The answer to the question in the title is right there at the beginning of the output:

ELF 64-bit LSB executable, x86-64

ELF is the Executable and Linkable Format, the binary executable file format most commonly used by Linux.

x86-64 is the architecture of the binary, the 64-bit version of the x86 instruction set originally introduced by AMD. For reasons that are beyond me, Microsoft refers to it as "x64", but that's the same thing.

If you need to know the architecture of the kernel itself, you can use uname -mpi. For example, on my system, that prints:

x86_64 unknown unknown

which means that I am running an x86-64 kernel.

If you're interested in the CPU itself, look at /proc/cpuinfo for details about the CPU(s) detected by the Linux kernel.

A 32-bit 80x86 executable is identified by file as, for example:

ELF 32-bit LSB executable, Intel 80386, version 1 (SYSV), dynamically linked (uses shared libs), for GNU/Linux 2.6.8, stripped

which tells us that it's a 32-bit executable using the Intel 80386 instruction set (possibly with extensions).

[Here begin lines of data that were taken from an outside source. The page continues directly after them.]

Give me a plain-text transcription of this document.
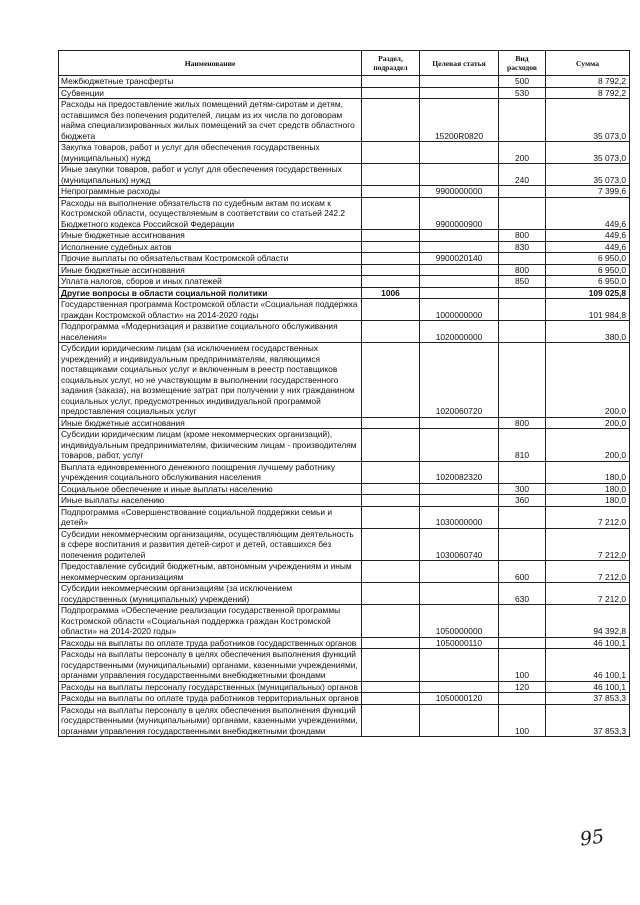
Наименование	Раздел, подраздел	Целевая статья	Вид расходов	Сумма
Межбюджетные трансферты			500	8 792,2
Субвенции			530	8 792,2
Расходы на предоставление жилых помещений детям-сиротам и детям, оставшимся без попечения родителей, лицам из их числа по договорам найма специализированных жилых помещений за счет средств областного бюджета		15200R0820		35 073,0
Закупка товаров, работ и услуг для обеспечения государственных (муниципальных) нужд			200	35 073,0
Иные закупки товаров, работ и услуг для обеспечения государственных (муниципальных) нужд			240	35 073,0
Непрограммные расходы		9900000000		7 399,6
Расходы на выполнение обязательств по судебным актам по искам к Костромской области, осуществляемым в соответствии со статьей 242.2 Бюджетного кодекса Российской Федерации		9900000900		449,6
Иные бюджетные ассигнования			800	449,6
Исполнение судебных актов			830	449,6
Прочие выплаты по обязательствам Костромской области		9900020140		6 950,0
Иные бюджетные ассигнования			800	6 950,0
Уплата налогов, сборов и иных платежей			850	6 950,0
Другие вопросы в области социальной политики	1006			109 025,8
Государственная программа Костромской области «Социальная поддержка граждан Костромской области» на 2014-2020 годы		1000000000		101 984,8
Подпрограмма «Модернизация и развитие социального обслуживания населения»		1020000000		380,0
Субсидии юридическим лицам (за исключением государственных учреждений) и индивидуальным предпринимателям, являющимся поставщиками социальных услуг и включенным в реестр поставщиков социальных услуг, но не участвующим в выполнении государственного задания (заказа), на возмещение затрат при получении у них гражданином социальных услуг, предусмотренных индивидуальной программой предоставления социальных услуг		1020060720		200,0
Иные бюджетные ассигнования			800	200,0
Субсидии юридическим лицам (кроме некоммерческих организаций), индивидуальным предпринимателям, физическим лицам - производителям товаров, работ, услуг			810	200,0
Выплата единовременного денежного поощрения лучшему работнику учреждения социального обслуживания населения		1020082320		180,0
Социальное обеспечение и иные выплаты населению			300	180,0
Иные выплаты населению			360	180,0
Подпрограмма «Совершенствование социальной поддержки семьи и детей»		1030000000		7 212,0
Субсидии некоммерческим организациям, осуществляющим деятельность в сфере воспитания и развития детей-сирот и детей, оставшихся без попечения родителей		1030060740		7 212,0
Предоставление субсидий бюджетным, автономным учреждениям и иным некоммерческим организациям			600	7 212,0
Субсидии некоммерческим организациям (за исключением государственных (муниципальных) учреждений)			630	7 212,0
Подпрограмма «Обеспечение реализации государственной программы Костромской области «Социальная поддержка граждан Костромской области» на 2014-2020 годы»		1050000000		94 392,8
Расходы на выплаты по оплате труда работников государственных органов		1050000110		46 100,1
Расходы на выплаты персоналу в целях обеспечения выполнения функций государственными (муниципальными) органами, казенными учреждениями, органами управления государственными внебюджетными фондами			100	46 100,1
Расходы на выплаты персоналу государственных (муниципальных) органов			120	46 100,1
Расходы на выплаты по оплате труда работников территориальных органов		1050000120		37 853,3
Расходы на выплаты персоналу в целях обеспечения выполнения функций государственными (муниципальными) органами, казенными учреждениями, органами управления государственными внебюджетными фондами			100	37 853,3
95
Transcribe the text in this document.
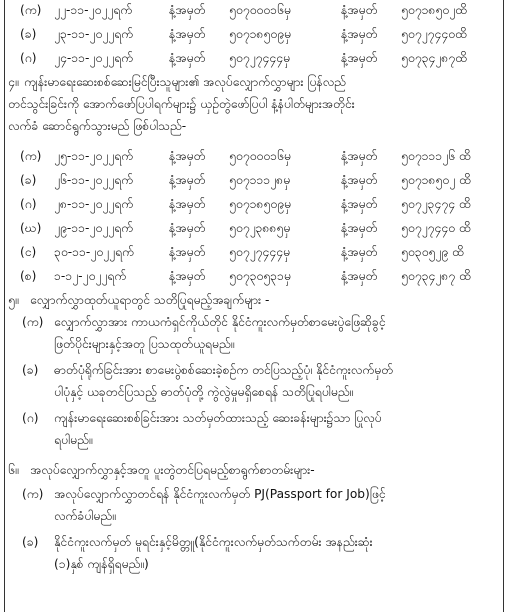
(က) ၂၂-၁၁-၂၀၂၂ရက်	နံ့အမှတ် ၅၀၇၀၀၀၁၆မှ	နံ့အမှတ် ၅၀၇၁၈၅၀၂ထိ
(ခ) ၂၃-၁၁-၂၀၂၂ရက်	နံ့အမှတ် ၅၀၇၁၈၅၀၉မှ	နံ့အမှတ် ၅၀၇၂၇၄၄၀ထိ
(ဂ) ၂၄-၁၁-၂၀၂၂ရက်	နံ့အမှတ် ၅၀၇၂၇၄၄၄မှ	နံ့အမှတ် ၅၀၇၃၄၂၈၇ထိ
၄။ ကျန်းမာရေးဆေးစစ်ဆေးမြင်ပြီးသူများ၏ အလုပ်လျှောက်လွှာများ ပြန်လည်
တင်သွင်းခြင်းကို အောက်ဖော်ပြပါရက်များ၌ ယှဉ်တွဲဖော်ပြပါ နံ့နံပါတ်များအတိုင်း
လက်ခံ ဆောင်ရွက်သွားမည် ဖြစ်ပါသည်-
(က) ၂၅-၁၁-၂၀၂၂ရက်	နံ့အမှတ် ၅၀၇၀၀၀၁၆မှ	နံ့အမှတ် ၅၀၇၁၁၁၂၆ ထိ
(ခ) ၂၆-၁၁-၂၀၂၂ရက်	နံ့အမှတ် ၅၀၇၁၁၁၂၈မှ	နံ့အမှတ် ၅၀၇၁၈၅၀၂ ထိ
(ဂ) ၂၈-၁၁-၂၀၂၂ရက်	နံ့အမှတ် ၅၀၇၁၈၅၀၉မှ	နံ့အမှတ် ၅၀၇၂၃၄၇၄ ထိ
(ဃ) ၂၉-၁၁-၂၀၂၂ရက်	နံ့အမှတ် ၅၀၇၂၃၈၈၅မှ	နံ့အမှတ် ၅၀၇၂၇၄၄၀ ထိ
(င) ၃၀-၁၁-၂၀၂၂ရက်	နံ့အမှတ် ၅၀၇၂၇၄၄၄မှ	နံ့အမှတ် ၅၀၃၀၅၂၉ ထိ
(စ) ၁-၁၂-၂၀၂၂ရက်	နံ့အမှတ် ၅၀၇၃၀၅၃၁မှ	နံ့အမှတ် ၅၀၇၃၄၂၈၇ ထိ
၅။ လျှောက်လွှာထုတ်ယူရာတွင် သတိပြုရမည့်အချက်များ -
(က) လျှောက်လွှာအား ကာယကံရှင်ကိုယ်တိုင် နိုင်ငံကူးလက်မှတ်စာမေးပွဲဖြေဆိုခွင့်
ဖြတ်ပိုင်းများနှင့်အတူ ပြသထုတ်ယူရမည်။
(ခ) ဓာတ်ပုံရိုက်ခြင်းအား စာမေးပွဲစစ်ဆေးခဲ့စဉ်က တင်ပြသည့်ပုံ၊ နိုင်ငံကူးလက်မှတ်
ပါပုံနှင့် ယခုတင်ပြသည့် ဓာတ်ပုံတို့ ကွဲလွဲမှုမရှိစေရန် သတိပြုရပါမည်။
(ဂ) ကျန်းမာရေးဆေးစစ်ခြင်းအား သတ်မှတ်ထားသည့် ဆေးခန်းများ၌သာ ပြုလုပ်
ရပါမည်။
၆။ အလုပ်လျှောက်လွှာနှင့်အတူ ပူးတွဲတင်ပြရမည့်စာရွက်စာတမ်းများ-
(က) အလုပ်လျှောက်လွှာတင်ရန် နိုင်ငံကူးလက်မှတ် PJ(Passport for Job)ဖြင့်
လက်ခံပါမည်။
(ခ) နိုင်ငံကူးလက်မှတ် မူရင်းနှင့်မိတ္တူ(နိုင်ငံကူးလက်မှတ်သက်တမ်း အနည်းဆုံး
(၁)နှစ် ကျန်ရှိရမည်။)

Note that it isn't quite as simple as 32-bit versus 64-bit architectures. For example, the Linux kernel supports 32-bit architectures like Intel 80386, AVR32, S/390 and Unicore32. On the 64-bit side of things, Linux is usable on PA-RISC, x86-64, Itanium and Alpha, among others. Not all distributions provide binaries for all architectures, however (and I doubt there are any distributions that target all supported CPU architectures equally). So if you want to know whether a given binary will be executable on a given system, you need to consider the architecture, rather than the CPU's native word size.


The 5th byte of a Linux binary executable file (ELF format, see Wikipedia) is 1 for a 32 bit executable, 2 for a 64 bit executable.

To see this for a program named "foo", type at the command line

od -t x1 -t c foo | head -n 2

If you want to avoid the 'head' pipe, you can do

od -An -t x1 -j 4 -N 1 foo

This will print 01 if foo is a 32-bit binary and 02 if it's 64. It may still include some leading spaces - worth knowing if you're doing any automated comparisons on the results.

If found this useful in a basic Ubuntu Docker container where 'file' was not installed.